Excerpt from Dare to Serve: How to Drive Superior Results by Serving Others
Getting the best performance from teams is the subject of countless leadership books. It can be a complex subject, but I suggest you start first with creating a space for success.
Dare-to-Serve Leaders create work environments that bring out the best in their people. If you have an underperforming team, the easy thing to do is to say “I need new people.” Frankly, that is what most leaders do – fire the people you have and go get new ones.
If you ask the people what constrains their performance, it is usually not skills – it is the work environment established by the leader. The work environment can inspire boldness, innovation, and excellence. Or, it can strangle the capability and productivity of the people and the team.
This is the work of the leader. To create a work environment that yields superior results.
After determining the vital few, hard things that needed to be fixed at Popeyes, the leadership team held an offsite retreat with our leaders. The purpose of this meeting was to build more effective teamwork across the departments of the company.
We played a ‘game’ facilitated by a consultant to teach us how teamwork drives performance. It was a production line exercise in which groups would compete to assemble and decorate an origami paper star called a Starship.
There were three teams competing in the exercise.
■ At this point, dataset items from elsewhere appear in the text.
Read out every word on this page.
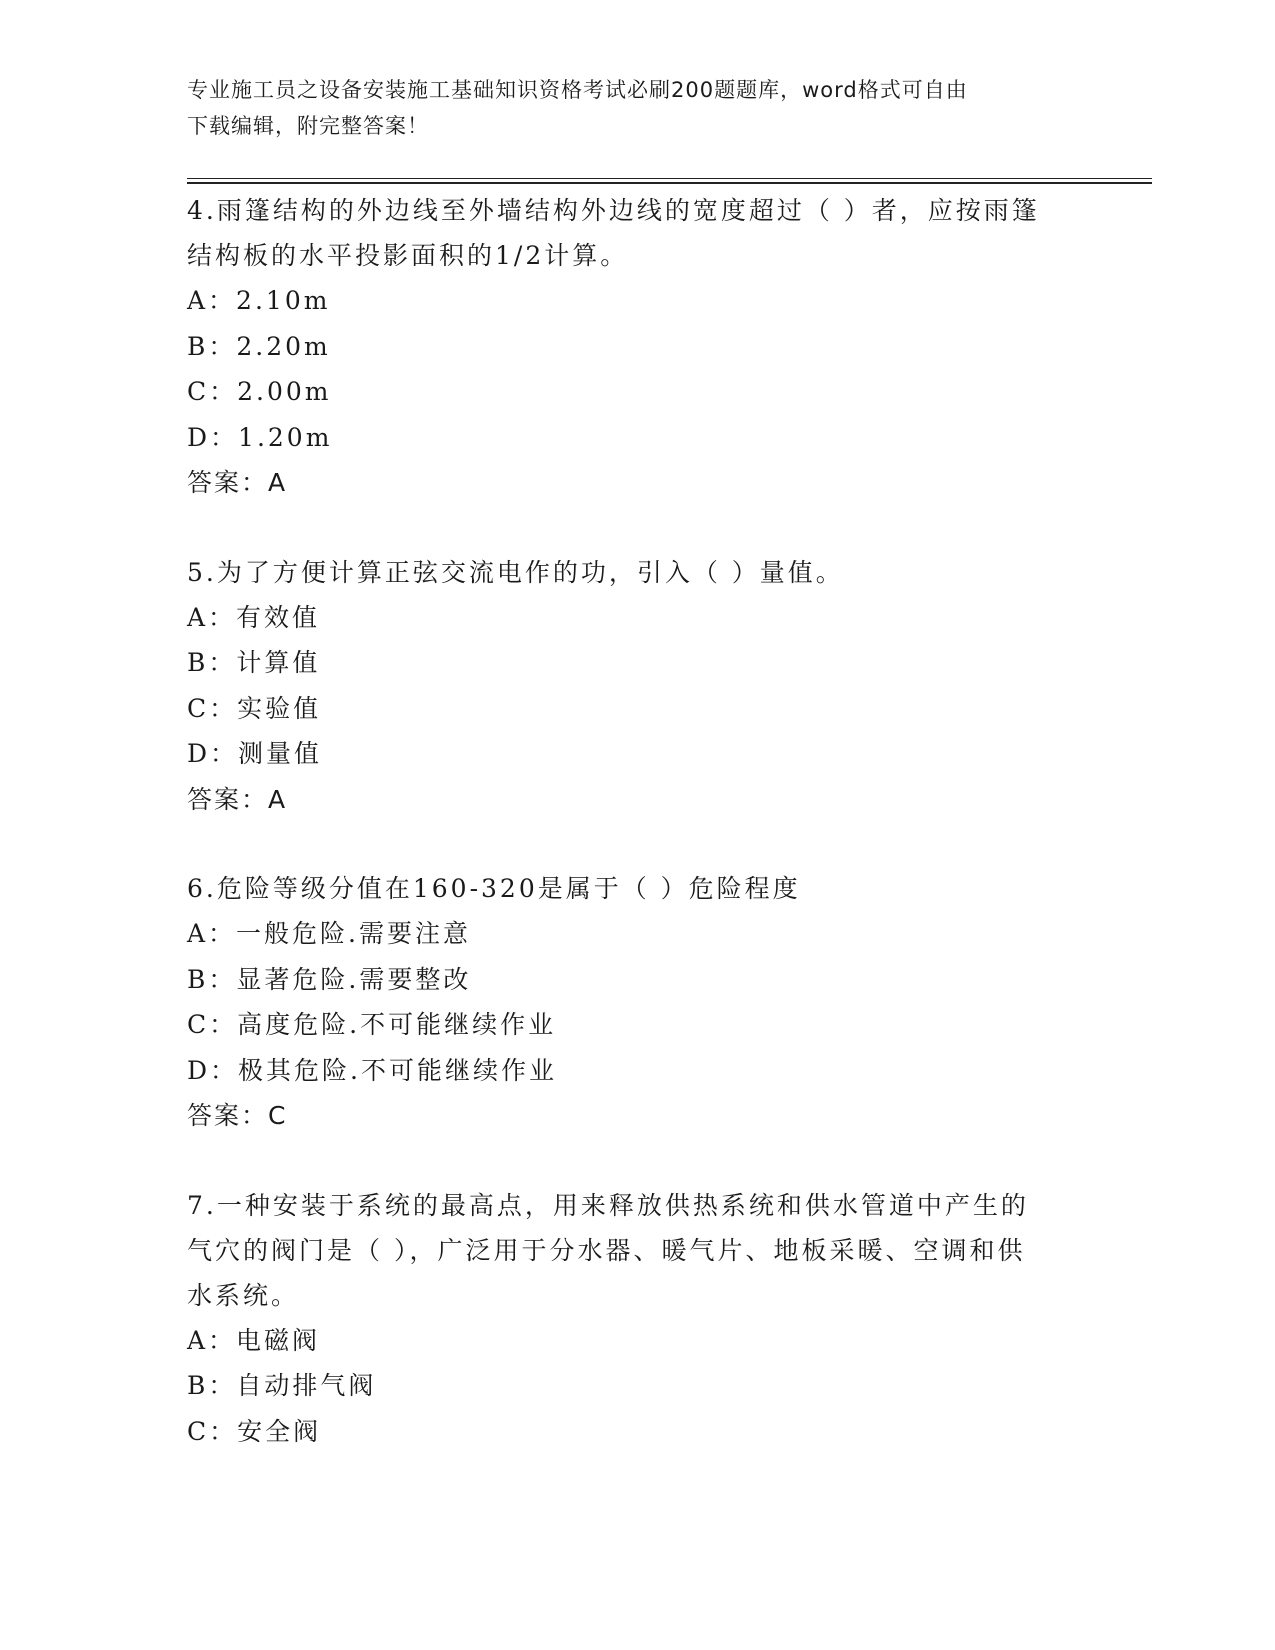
专业施工员之设备安装施工基础知识资格考试必刷200题题库，word格式可自由
下载编辑，附完整答案！

4.雨篷结构的外边线至外墙结构外边线的宽度超过（ ）者，应按雨篷

结构板的水平投影面积的1/2计算。

A：2.10m

B：2.20m

C：2.00m

D：1.20m

答案：A

5.为了方便计算正弦交流电作的功，引入（ ）量值。

A：有效值

B：计算值

C：实验值

D：测量值

答案：A

6.危险等级分值在160-320是属于（ ）危险程度

A：一般危险.需要注意

B：显著危险.需要整改

C：高度危险.不可能继续作业

D：极其危险.不可能继续作业

答案：C

7.一种安装于系统的最高点，用来释放供热系统和供水管道中产生的

气穴的阀门是（ ），广泛用于分水器、暖气片、地板采暖、空调和供

水系统。

A：电磁阀

B：自动排气阀

C：安全阀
Team 2 was particularly inept at this game, and after three rounds of competition had not produced one single Starship that passed Quality Assurance inspection. They asked for a 15-minute huddle to re-organize their approach to the game. At this point, Teams 1 and 3 were laughing at the dysfunction of Team 2.
When Team 2 returned, their next round of production generated 36 Starships and 100% passed Quality Assurance inspection. This was more than twice the number of Starships produced by either of the two other teams. The room was stunned at the change in Team 2 performance. Curiosity replaced laughter.
We asked Team 2 to explain what changed the trajectory of their performance. How did they go from laughable to laudable results? They said:
“In the first rounds, we just put everyone to a job and basically said, go fast. Then we saw that we had multiple breakdowns. Bottlenecks caused by skill gaps and poor processes. We had people folding paper that couldn’t fold paper. We had people coloring Starships who couldn’t color. We had people on the sidelines watching but not contributing. We had high achievers cheering, but not helping. We were dysfunctional.”
“What did you do in the 15-minute break?” I asked.
“We asked people what position they thought they were best suited to – and then we placed them in that job. We had the process people re-engineer our process. We had the artistic people color. We had people who folded paper best, fold the paper. We had enthusiastic coaches be enthusiastic coaches. We had timekeepers keep track of time. We encouraged one another and set a bold goal of beating the other two teams. Then we came back to the room and did our best work yet.”
The Starship exercise revealed some remarkably simple lessons in leading high-performance teams:
- Find out the strengths of each team member and assign them a role that uses their strengths
- Determine the skill gaps on the team and add that capability to the team
- Respect different talents in the team; everyone has something to contribute
- Create both the processes and the environment for success
- The leader can’t create winning results on their own – the team creates the win
As the saying goes, this team “focused on what they could control.” Once they created an environment where people could perform to their strengths, success followed.
While this exercise was fun, it also offered some deep learning and produced a cadre of new, high performing leaders and generated more opportunities for our leaders to contribute and grow in capability.
This better working environment stimulated people to grow and contribute their best work. It led to a new level of performance.